Na região do hoje território da Ucrânia, sucederam à Rússia de Kiev os principados de Galícia e Volínia, posteriormente fundidos no Estado de Galícia-Volínia. Em meados do século XIV, o Estado foi tomado por Casimiro IV da Polónia, ao passo que o cerne da Rússia de Kiev (inclusive a cidade de Kiev) passou ao controlo do Grão-Ducado da Lituânia. O casamento do Grão-Duque Jagelão da Lituânia com a Rainha Edviges da Polónia pôs sob o controlo da Lituânia a maior parte do território ucraniano (Czernicóvia, Novogárdia Sevéria, Podólia, Kiev e grande parte da Volínia).

Então, a parte sul da Ucrânia (incluindo a Crimeia) era regida pelo Canato da Crimeia, enquanto as terras a oeste dos Cárpatos eram dominadas pelos magiares desde o século XI. No século XV, o povo ucraniano  distingue-se dos outros povos eslavos orientais que tiveram origem comum na Rússia de Kiev e era o povo que habitava a região da fronteira (krai) com os polacos.

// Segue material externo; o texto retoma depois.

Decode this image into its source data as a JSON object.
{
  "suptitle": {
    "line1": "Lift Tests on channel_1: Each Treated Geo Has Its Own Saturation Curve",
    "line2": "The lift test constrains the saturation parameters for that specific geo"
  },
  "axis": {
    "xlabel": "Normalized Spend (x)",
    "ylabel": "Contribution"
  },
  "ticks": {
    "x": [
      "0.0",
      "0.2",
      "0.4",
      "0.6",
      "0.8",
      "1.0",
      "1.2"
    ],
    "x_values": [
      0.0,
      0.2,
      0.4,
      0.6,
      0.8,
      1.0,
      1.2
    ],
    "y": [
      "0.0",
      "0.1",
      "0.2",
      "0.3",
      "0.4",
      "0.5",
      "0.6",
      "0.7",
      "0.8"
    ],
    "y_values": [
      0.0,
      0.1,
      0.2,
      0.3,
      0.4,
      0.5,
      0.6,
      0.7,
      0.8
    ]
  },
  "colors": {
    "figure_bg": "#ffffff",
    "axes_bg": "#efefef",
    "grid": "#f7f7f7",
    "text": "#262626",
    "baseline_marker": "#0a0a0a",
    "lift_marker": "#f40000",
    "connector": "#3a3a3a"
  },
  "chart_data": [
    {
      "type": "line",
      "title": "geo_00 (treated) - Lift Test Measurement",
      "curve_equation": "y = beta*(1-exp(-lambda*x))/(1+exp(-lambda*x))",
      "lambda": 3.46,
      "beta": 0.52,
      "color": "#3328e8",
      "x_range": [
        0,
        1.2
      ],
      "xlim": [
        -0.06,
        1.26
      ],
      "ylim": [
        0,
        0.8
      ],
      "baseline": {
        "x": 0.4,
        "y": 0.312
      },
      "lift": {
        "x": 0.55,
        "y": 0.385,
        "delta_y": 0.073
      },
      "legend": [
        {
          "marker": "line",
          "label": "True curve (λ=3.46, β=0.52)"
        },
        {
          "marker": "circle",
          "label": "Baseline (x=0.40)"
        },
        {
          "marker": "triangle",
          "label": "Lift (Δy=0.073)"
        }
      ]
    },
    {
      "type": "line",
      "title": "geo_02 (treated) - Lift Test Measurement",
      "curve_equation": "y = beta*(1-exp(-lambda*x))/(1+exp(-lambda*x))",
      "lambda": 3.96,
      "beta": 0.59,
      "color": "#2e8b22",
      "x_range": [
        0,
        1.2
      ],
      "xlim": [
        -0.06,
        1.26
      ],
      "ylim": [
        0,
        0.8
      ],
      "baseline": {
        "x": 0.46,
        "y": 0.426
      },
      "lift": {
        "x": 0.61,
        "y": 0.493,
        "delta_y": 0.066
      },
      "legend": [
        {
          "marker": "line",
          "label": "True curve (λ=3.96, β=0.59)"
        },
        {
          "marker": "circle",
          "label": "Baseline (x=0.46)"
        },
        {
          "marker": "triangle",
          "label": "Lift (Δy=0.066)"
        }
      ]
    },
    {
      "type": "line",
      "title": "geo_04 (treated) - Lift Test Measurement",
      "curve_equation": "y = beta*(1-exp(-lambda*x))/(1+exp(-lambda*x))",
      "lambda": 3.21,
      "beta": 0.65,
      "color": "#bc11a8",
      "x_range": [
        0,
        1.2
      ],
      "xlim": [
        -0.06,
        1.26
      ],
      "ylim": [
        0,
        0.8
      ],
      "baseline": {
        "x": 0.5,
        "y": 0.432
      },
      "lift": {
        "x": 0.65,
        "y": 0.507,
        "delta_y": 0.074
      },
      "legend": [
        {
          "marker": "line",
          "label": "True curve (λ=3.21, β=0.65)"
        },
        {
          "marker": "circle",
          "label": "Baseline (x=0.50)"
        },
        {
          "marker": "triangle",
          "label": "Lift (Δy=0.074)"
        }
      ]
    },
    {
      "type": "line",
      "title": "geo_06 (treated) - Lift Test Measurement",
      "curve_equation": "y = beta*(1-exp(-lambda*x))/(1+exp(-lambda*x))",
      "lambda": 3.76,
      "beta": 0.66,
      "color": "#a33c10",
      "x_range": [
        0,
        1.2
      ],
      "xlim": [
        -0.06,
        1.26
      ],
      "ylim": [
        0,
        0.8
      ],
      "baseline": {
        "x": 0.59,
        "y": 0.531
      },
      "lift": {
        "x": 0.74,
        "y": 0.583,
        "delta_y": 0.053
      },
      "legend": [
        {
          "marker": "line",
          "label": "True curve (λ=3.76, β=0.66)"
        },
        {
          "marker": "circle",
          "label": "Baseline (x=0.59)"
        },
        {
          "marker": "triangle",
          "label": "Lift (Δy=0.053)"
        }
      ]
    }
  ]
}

A União de Lublim (1569), que criou a Comunidade Polaco-lituana, levou uma significativa porção do território ucraniano do controlo lituano para o da coroa da Polónia. Sob pressão deste processo de polonização, a maior parte da elite rutena (eslava ou eslavizada, mesmo a de origem lituana) converteu-se ao catolicismo. O povo, porém, manteve-se fiel à Igreja Ortodoxa, o que levou a tensões sociais manifestas, por exemplo, na União de Brest, de 1596, pela qual Sigismundo III Vasa tentou criar uma Igreja Católica Grega Ucraniana vinculada à Igreja Católica. A plebe ucraniana, desprotegida pela nobreza rutena (cada vez mais votada ao catolicismo), voltou-se para os cossacos (ortodoxos) em demanda de segurança.

Os cossacos originariamente eram servos fugitivos de origem russa ou polaca que se fixaram na ilha de Hortitsa (ou Khortytsia) no Rio Dniepre, entrando em constante conflito com os polacos.

Em meados do século XVII, já havia um quase-Estado cossaco, o Zaporozhian Sich, criado pelos cossacos do Dniepre e pelos camponeses rutenos que fugiam da servidão polaca. A Polónia não tinha o efetivo controlo daquela área, hoje no centro da Ucrânia, que se tornou Estado autónomo militarizado, aliado à Comunidade. Entretanto, a servidão do campesinato pela nobreza polaca, a ênfase da economia agrária da Comunidade na exploração da mão-de-obra servil e, talvez a razão mais importante, a supressão da fé ortodoxa acabaram por afastar os cossacos e a Polónia. Assim, os cossacos voltaram-se para a Igreja Ortodoxa Russa, o que levaria eventualmente à queda da Comunidade Polaco-Lituana. 

Em 1648, os cossacos, liderados por Bogdán Jmelnitski (ou Khmelnitski), iniciaram uma grande rebelião (Insurreição de Khmelnitski) contra o Rei João II Casimiro, que levou à partilha da Ucrânia entre a Polónia e a Rússia, consolidada com o tratado de Pereiaslav (1654), pelo qual o czar se comprometeu a proteger dos polacos o leste da Ucrânia.

Na segunda metade do século XVIII, o sul da Ucrânia tornou-se uma das principais fontes de trigo para o Império Russo. Em 1783, o Canato da Crimeia foi anexado pela Rússia, que encerrou a dominação tártara na região. Entre 1793 e 1795 ficou definida a partilha da Polónia entre Prússia, Áustria e Rússia, tendo esta ficado inicialmente com os territórios situados à leste do Rio Dniepre, enquanto a Áustria ficou com a Ucrânia Ocidental (com o nome de província da Galícia).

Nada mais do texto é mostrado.